Nu como o rei, decidi urinar na grama, as pernas abertas, o corpo inclinado pra frente, as duas mãos espalmadas contra o muro. O quintal e a urina pertenciam-me, fazia deles o que bem entendesse. Persegui com o jato vesical uma centopeia que escapou indignada entre as folhas. Eu sei ser mau com as filigranas. Notei que aquele hábito de mijar sempre no mesmo canto do jardim já deixava a grama deveras amarelada de tanto sal e ureia. Será que — como diz minha filha — eu deveria deixar de ser moleque e abolir aquele hábito horrível? Eu não me dispunha a dilemas. Portanto, fechei o fechecler (putz! há tempos não escrevia esta palavra…) e parti.

O calendário insistia que aquele era um dia útil. Mesmo assim, eu me julgava tão inútil e contente que vazei de casa para fazer certas coisas que habitualmente não faço, como implicar com insetos e me deter numa conversa longa, prolixa e desconexa com o vizinho da casa da direita, aquele velhote decadente, um sujeito que trabalhara no DOI-CODI e que foi um dos mais impiedosos, tarimbados, dedicados e talentosos torturadores a serviço da ditadura militar brasileira, de acordo com a Comissão Nacional da Verdade e com a Dona Odete, vizinha da casa da esquerda, que jamais mente e tem uma filha que é uma beleza. O demente senhor não dizia coisa com coisa. Mesmo assim, só paramos o papo surreal quando a funcionária da casa arrancou o ex-arrancador de unhas da calçada, resmungando que era preciso trocar a sua fralda antes de colocar o feijão pra cozinhar (o miserável achou que ela tinha dito “farda” e sorriu todo cagado). Ora, não há demérito algum em caçoar dos canalhas.
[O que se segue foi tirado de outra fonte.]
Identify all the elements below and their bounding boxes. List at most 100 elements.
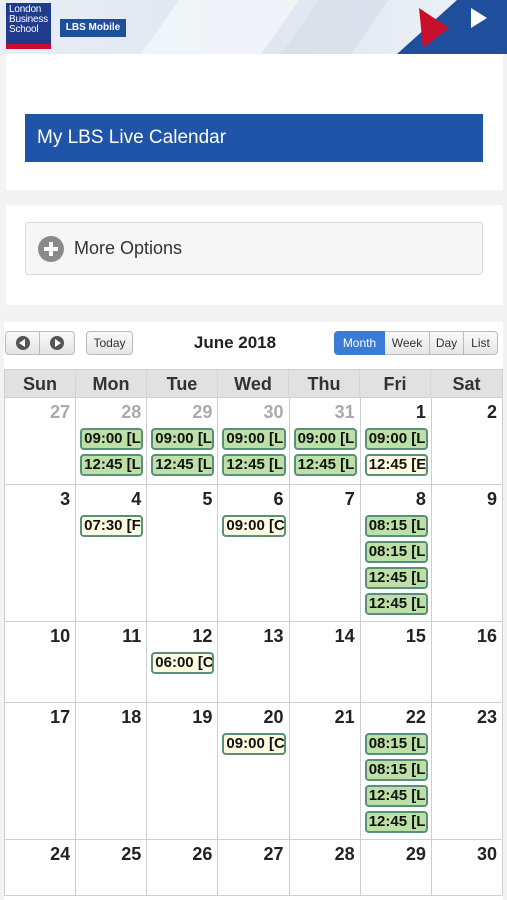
day-cell[interactable]: 9	[432, 485, 503, 621]
day-cell[interactable]: 5	[147, 485, 219, 621]
day-cell[interactable]: 16	[432, 622, 503, 702]
day-cell[interactable]: 7	[290, 485, 361, 621]
calendar-event[interactable]: 12:45 [L	[364, 567, 428, 589]
day-cell[interactable]: 21	[290, 703, 361, 839]
calendar-event[interactable]: 09:00 [L	[293, 428, 357, 450]
day-number[interactable]: 28	[335, 844, 355, 865]
more-options-toggle[interactable]: More Options	[25, 222, 483, 275]
calendar-event[interactable]: 09:00 [C	[222, 515, 286, 537]
day-cell[interactable]: 14	[290, 622, 361, 702]
day-number[interactable]: 2	[487, 402, 497, 423]
day-cell[interactable]: 24	[5, 840, 77, 895]
day-cell[interactable]: 3	[5, 485, 77, 621]
day-number[interactable]: 9	[487, 489, 497, 510]
view-week-button[interactable]: Week	[385, 331, 430, 355]
day-number[interactable]: 15	[406, 626, 426, 647]
day-cell[interactable]: 30	[432, 840, 503, 895]
day-cell[interactable]: 28 09:00 [L 12:45 [L	[76, 398, 148, 484]
day-number[interactable]: 4	[131, 489, 141, 510]
day-number[interactable]: 20	[264, 707, 284, 728]
day-number[interactable]: 27	[50, 402, 70, 423]
day-cell[interactable]: 20 09:00 [C	[218, 703, 290, 839]
next-month-button[interactable]	[40, 331, 75, 355]
calendar-event[interactable]: 06:00 [C	[151, 652, 215, 674]
day-cell[interactable]: 2	[432, 398, 503, 484]
calendar-event[interactable]: 08:15 [L	[364, 541, 428, 563]
calendar-event[interactable]: 08:15 [L	[364, 759, 428, 781]
day-number[interactable]: 17	[50, 707, 70, 728]
day-number[interactable]: 21	[335, 707, 355, 728]
day-number[interactable]: 24	[50, 844, 70, 865]
day-number[interactable]: 26	[192, 844, 212, 865]
day-cell[interactable]: 19	[147, 703, 219, 839]
day-cell[interactable]: 17	[5, 703, 77, 839]
day-cell[interactable]: 27	[5, 398, 77, 484]
day-number[interactable]: 1	[416, 402, 426, 423]
calendar-event[interactable]: 12:45 [E	[364, 454, 428, 476]
calendar-event[interactable]: 12:45 [L	[364, 785, 428, 807]
day-cell[interactable]: 10	[5, 622, 77, 702]
day-number[interactable]: 23	[477, 707, 497, 728]
day-number[interactable]: 8	[416, 489, 426, 510]
calendar-event[interactable]: 07:30 [F	[80, 515, 144, 537]
prev-month-button[interactable]	[5, 331, 40, 355]
calendar-event[interactable]: 09:00 [L	[151, 428, 215, 450]
day-number[interactable]: 16	[477, 626, 497, 647]
day-number[interactable]: 19	[192, 707, 212, 728]
lbs-mobile-badge[interactable]: LBS Mobile	[60, 19, 126, 37]
day-cell[interactable]: 25	[76, 840, 148, 895]
day-cell[interactable]: 28	[290, 840, 361, 895]
calendar-event[interactable]: 09:00 [C	[222, 733, 286, 755]
day-number[interactable]: 10	[50, 626, 70, 647]
day-number[interactable]: 5	[202, 489, 212, 510]
day-number[interactable]: 3	[60, 489, 70, 510]
day-cell[interactable]: 4 07:30 [F	[76, 485, 148, 621]
day-number[interactable]: 27	[264, 844, 284, 865]
day-cell[interactable]: 18	[76, 703, 148, 839]
day-number[interactable]: 30	[264, 402, 284, 423]
day-number[interactable]: 22	[406, 707, 426, 728]
calendar-event[interactable]: 12:45 [L	[293, 454, 357, 476]
day-cell[interactable]: 29	[361, 840, 432, 895]
day-number[interactable]: 31	[335, 402, 355, 423]
day-cell[interactable]: 23	[432, 703, 503, 839]
calendar-event[interactable]: 12:45 [L	[80, 454, 144, 476]
day-number[interactable]: 12	[192, 626, 212, 647]
calendar-event[interactable]: 09:00 [L	[80, 428, 144, 450]
day-number[interactable]: 18	[121, 707, 141, 728]
calendar-event[interactable]: 08:15 [L	[364, 515, 428, 537]
day-cell[interactable]: 27	[218, 840, 290, 895]
calendar-event[interactable]: 12:45 [L	[222, 454, 286, 476]
day-cell[interactable]: 30 09:00 [L 12:45 [L	[218, 398, 290, 484]
day-cell[interactable]: 12 06:00 [C	[147, 622, 219, 702]
play-icon[interactable]	[397, 0, 507, 54]
today-button[interactable]: Today	[86, 331, 133, 355]
view-day-button[interactable]: Day	[430, 331, 464, 355]
day-number[interactable]: 6	[274, 489, 284, 510]
day-number[interactable]: 28	[121, 402, 141, 423]
calendar-event[interactable]: 09:00 [L	[222, 428, 286, 450]
lbs-logo[interactable]: London Business School	[6, 3, 51, 49]
day-cell[interactable]: 26	[147, 840, 219, 895]
day-number[interactable]: 7	[345, 489, 355, 510]
day-cell[interactable]: 6 09:00 [C	[218, 485, 290, 621]
calendar-event[interactable]: 09:00 [L	[364, 428, 428, 450]
day-cell[interactable]: 13	[218, 622, 290, 702]
calendar-event[interactable]: 12:45 [L	[364, 593, 428, 615]
day-cell[interactable]: 8 08:15 [L 08:15 [L 12:45 [L 12:45 [L	[361, 485, 432, 621]
day-number[interactable]: 13	[264, 626, 284, 647]
day-cell[interactable]: 31 09:00 [L 12:45 [L	[290, 398, 361, 484]
day-number[interactable]: 30	[477, 844, 497, 865]
calendar-event[interactable]: 12:45 [L	[151, 454, 215, 476]
calendar-event[interactable]: 08:15 [L	[364, 733, 428, 755]
day-cell[interactable]: 22 08:15 [L 08:15 [L 12:45 [L 12:45 [L	[361, 703, 432, 839]
calendar-event[interactable]: 12:45 [L	[364, 811, 428, 833]
day-number[interactable]: 29	[406, 844, 426, 865]
day-cell[interactable]: 1 09:00 [L 12:45 [E	[361, 398, 432, 484]
view-list-button[interactable]: List	[464, 331, 498, 355]
day-number[interactable]: 11	[122, 626, 141, 647]
day-cell[interactable]: 15	[361, 622, 432, 702]
day-number[interactable]: 29	[192, 402, 212, 423]
day-number[interactable]: 14	[335, 626, 355, 647]
day-cell[interactable]: 11	[76, 622, 148, 702]
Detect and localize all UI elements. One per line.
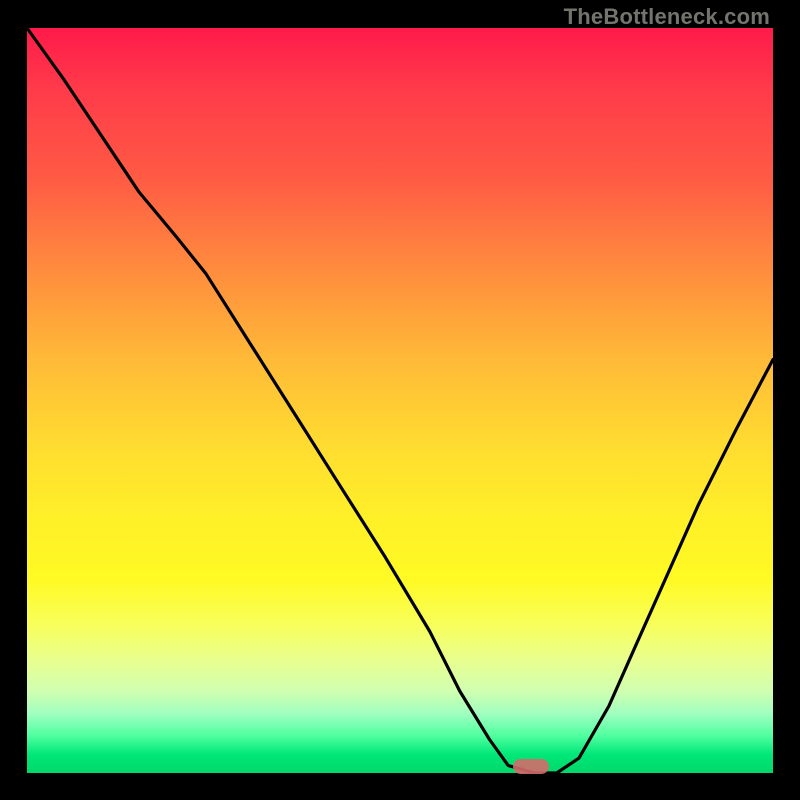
- optimal-point-marker: [513, 759, 549, 774]
- chart-frame: TheBottleneck.com: [0, 0, 800, 800]
- curve-path: [27, 28, 773, 773]
- bottleneck-curve: [27, 28, 773, 773]
- watermark-text: TheBottleneck.com: [564, 4, 770, 30]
Eu reconheço: dirigia pela pista da esquerda numa velocidade irritante, é verdade, como se não houvesse amanhã, como se não houvesse buzinas, compromissos, contas a pagar, xingamentos a serem gritados. Nenhum comportamento hostil, contudo, mitigaria o meu surpreendente, sumido bom humor. Estacionei num parque, desci do carro e me ocupei — nessa ordem — às seguintes tarefas insignificantes:

Catei lixo por onde andei (uma senhora me ofereceu a ritalina que a filha tomava). Tirei a camisa e me deitei no gramado (alguém discou pro 190). Eu disse “bom dia” para toda criatura que cruzou por mim naquela tarde (um sujeito cismou que eu era gay). Elogiei o policial da esquina (quase fui preso por vadiagem e desacato à autoridade). Declamei um poema do Drummond para operários da prefeitura que furavam uma vala no asfalto (ofereceram-me suas pedras do caminho). Visitei um mestre, um velho professor de medicina aposentado (ele não se lembrou de mim). Telefonei para uma ex-namorada dos tempos da faculdade (“Lamento informar, senhor, mas ela morreu”). Fui ao velório de um estranho (gamei na carpideira com um visgo familiar). Paguei lanche para uma trupe de moradores de rua (ofereceram-me uma vaga sob a marquise). Salvei um suicida no elevado (bateu-me a carteira). Respirei fundo e pulei (fui acordado do sonho por um bem-te-vi que cantava na janela).